In the early morning hours of August 26, 2007, Shalom Apartment building plummeted more than 50 feet down into the cavernous darkness of the earth beneath it, taking a family of five to their horrific deaths.
Thirty-year-old Donavere Codrington, his 27-year-old wife Cassandra and their children Shaquanda 7, Shaquille 3 and baby Yashiro died when the cave, on which their home at Arch Cot Terrace, Britton’s Cross Road was built, collapsed.
A 50-ton boulder came crashing down on the building minutes after, as Codrington cried out in anguish to neighbours for help, silencing the five human voices forever.
The magnitude of the tragedy was incomprehensible to many at the time. It sent hockwaves throughout Barbados and everywhere people were asking in disbelief, “did this really happen?”
Apart from the five who perished, other residents in the tiny development were displaced. For weeks a cordoned-off section of the nearby Brittons Cross Road community suffered inconvenience and frustration getting to their homes, victims of the restrictive arrangements in place by police to keep the curious away from the area.
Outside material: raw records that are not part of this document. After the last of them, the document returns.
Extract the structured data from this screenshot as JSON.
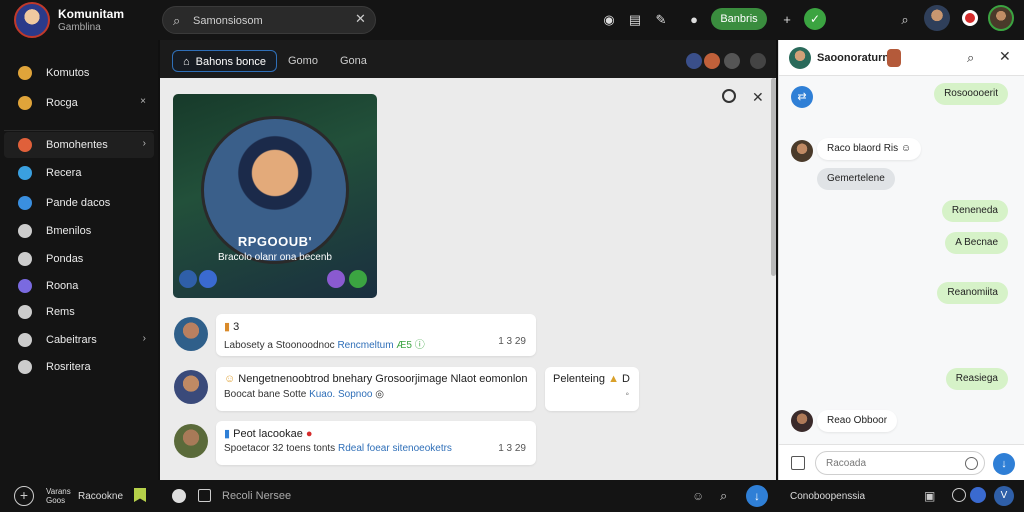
{
  "app": {
    "title": "Komunitam",
    "subtitle": "Gamblina"
  },
  "search": {
    "placeholder": "Samonsiosom"
  },
  "topbar": {
    "button_label": "Banbris",
    "plus": "+"
  },
  "sidebar": {
    "items": [
      {
        "label": "Komutos",
        "icon": "star-icon",
        "color": "#e0a43a"
      },
      {
        "label": "Rocga",
        "icon": "folder-icon",
        "color": "#e0a43a",
        "chevron": "×"
      },
      {
        "label": "Bomohentes",
        "icon": "fire-icon",
        "color": "#e0603a",
        "chevron": "›"
      },
      {
        "label": "Recera",
        "icon": "shield-icon",
        "color": "#3aa0e0"
      },
      {
        "label": "Pande dacos",
        "icon": "link-icon",
        "color": "#3a8fe0"
      },
      {
        "label": "Bmenilos",
        "icon": "list-icon",
        "color": "#cccccc"
      },
      {
        "label": "Pondas",
        "icon": "globe-icon",
        "color": "#cccccc"
      },
      {
        "label": "Roona",
        "icon": "bolt-icon",
        "color": "#7a6ae0"
      },
      {
        "label": "Rems",
        "icon": "grid-icon",
        "color": "#cccccc"
      },
      {
        "label": "Cabeitrars",
        "icon": "clock-icon",
        "color": "#cccccc",
        "chevron": "›"
      },
      {
        "label": "Rosritera",
        "icon": "chat-icon",
        "color": "#cccccc"
      }
    ]
  },
  "main": {
    "tabs": [
      "Bahons bonce",
      "Gomo",
      "Gona"
    ],
    "media": {
      "title": "RPGOOUB'",
      "caption": "Bracolo olanr ona becenb"
    },
    "posts": [
      {
        "title": "3",
        "text": "Labosety a Stoonoodnoc",
        "link": "Rencmeltum",
        "link2": "Æ5 ⓘ",
        "meta": "1 3 29"
      },
      {
        "title": "Nengetnenoobtrod bnehary Grosoorjimage Nlaot eomonlon",
        "text": "Boocat bane Sotte",
        "link": "Kuao. Sopnoo",
        "link2": "◎",
        "meta": ""
      },
      {
        "title": "Peot lacookae",
        "text": "Spoetacor 32 toens tonts",
        "link": "Rdeal foear sitenoeoketrs",
        "link2": "",
        "meta": "1 3 29"
      }
    ],
    "side_note": {
      "title": "Pelenteing",
      "glyph": "D",
      "sub": "◦"
    }
  },
  "bottombar": {
    "left_text": "Varans\nGoos",
    "label": "Racookne",
    "placeholder": "Recoli Nersee"
  },
  "chat": {
    "name": "Saoonoraturn",
    "messages": [
      {
        "type": "out",
        "text": "Rosooooerit"
      },
      {
        "type": "in",
        "text": "Raco blaord Ris ☺"
      },
      {
        "type": "sys",
        "text": "Gemertelene"
      },
      {
        "type": "out",
        "text": "Reneneda"
      },
      {
        "type": "out",
        "text": "A Becnae"
      },
      {
        "type": "out",
        "text": "Reanomiita"
      },
      {
        "type": "out",
        "text": "Reasiega"
      },
      {
        "type": "in",
        "text": "Reao Obboor"
      }
    ],
    "input_placeholder": "Racoada",
    "footer_label": "Conoboopenssia"
  }
}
Today, most of the people touched directly or indirectly by the Arch Cot disaster have moved on with their lives, while a few continue to wallow in their distress as they try to find closure.
Seven years have passed and the verdict following a commission of enquiry set up by Government to find answers is instructive. Coroner Faith Marshall Harris deemed the disaster “not so much an act of God but more the act of man jogging the hand of God”.